In contrast, they said processes that involve conventional extraction end with 14 barrels of product for every barrel consumed, and, in the 1930s, the ratio was 100 to one.

Although still better than one-to-one, Jacob pointed to studies that suggested anything below three-to-one is not sustainable once other factors are accounted of and noted carbon emissions from the oilsands process were not included in the calculations for the pipeline proposal.

Jacob maintained that going to such an extreme only shows the need to turn onto a "softer energy path" based on renewable resources.

"We have a second chance," Jacob said.

"It is our view that the proposed pipeline will facilitate development most certainly down the hard path.

"We must ask ourselves whether this is the legacy we wish to leave to our children."

In an interview following the presentation, Northern Gateway Alliance chair Colin Kinsley said he was disappointed an hour of public hearing time was spent on technical data. He said a separate process is in place for such presentations where cross examination is allowed.

"In an oral presentation, that's not the point," Kinsley said. "The point is to hear local knowledge, local concerns, their own opinions and thoughts perhaps, but not the things that are of a technical nature."

Peter and Jacob also received a scolding from the panel after they completed their presentation, saying the hearing was not an appropriate venue for the presentation.

But they also received a standing ovation from the 350 people who packed a ballroom at the Ramada, many of them standing or sitting on the floor.

Just prior to the start of the hearing, about 50 showed up at the hotel with placards against the pipeline but had to leave them in the lobby.

Only one other presentation was given and the hearing lasted about 90 minutes in total.

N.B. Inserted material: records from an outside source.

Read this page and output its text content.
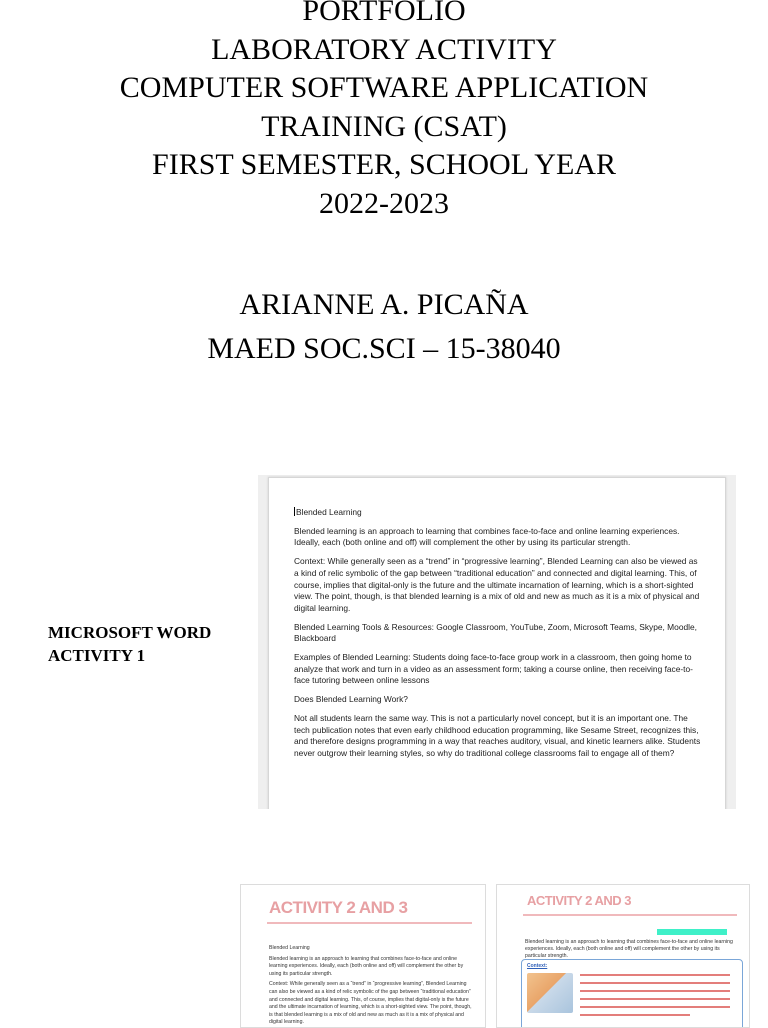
PORTFOLIO
LABORATORY ACTIVITY
COMPUTER SOFTWARE APPLICATION
TRAINING (CSAT)
FIRST SEMESTER, SCHOOL YEAR
2022-2023
ARIANNE A. PICAÑA
MAED SOC.SCI – 15-38040
MICROSOFT WORD
ACTIVITY 1

Blended Learning

Blended learning is an approach to learning that combines face-to-face and online learning experiences. Ideally, each (both online and off) will complement the other by using its particular strength.

Context: While generally seen as a “trend” in “progressive learning”, Blended Learning can also be viewed as a kind of relic symbolic of the gap between “traditional education” and connected and digital learning. This, of course, implies that digital-only is the future and the ultimate incarnation of learning, which is a short-sighted view. The point, though, is that blended learning is a mix of old and new as much as it is a mix of physical and digital learning.

Blended Learning Tools & Resources: Google Classroom, YouTube, Zoom, Microsoft Teams, Skype, Moodle, Blackboard

Examples of Blended Learning: Students doing face-to-face group work in a classroom, then going home to analyze that work and turn in a video as an assessment form; taking a course online, then receiving face-to-face tutoring between online lessons

Does Blended Learning Work?

Not all students learn the same way. This is not a particularly novel concept, but it is an important one. The tech publication notes that even early childhood education programming, like Sesame Street, recognizes this, and therefore designs programming in a way that reaches auditory, visual, and kinetic learners alike. Students never outgrow their learning styles, so why do traditional college classrooms fail to engage all of them?

ACTIVITY 2 AND 3

Blended Learning

Blended learning is an approach to learning that combines face-to-face and online learning experiences. Ideally, each (both online and off) will complement the other by using its particular strength.

Context: While generally seen as a “trend” in “progressive learning”, Blended Learning can also be viewed as a kind of relic symbolic of the gap between “traditional education” and connected and digital learning. This, of course, implies that digital-only is the future and the ultimate incarnation of learning, which is a short-sighted view. The point, though, is that blended learning is a mix of old and new as much as it is a mix of physical and digital learning.

ACTIVITY 2 AND 3
Blended learning is an approach to learning that combines face-to-face and online learning experiences. Ideally, each (both online and off) will complement the other by using its particular strength.
Context:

It opened with Gary Ducommon of the Metis Nation of B.C. who gave a history of the Metis in northern B.C. and then expressed concerns about the impact the pipeline may have on traditional culture.

The pipeline will pass through several watersheds, he noted, and warned it may have a detrimental impact on salmon runs already stressed enough by existing development.

Any further stress "may tip the salmon over the edge," he said.

The panel will decide by late 2013 whether to allow the $5.5-billion proposal to go ahead.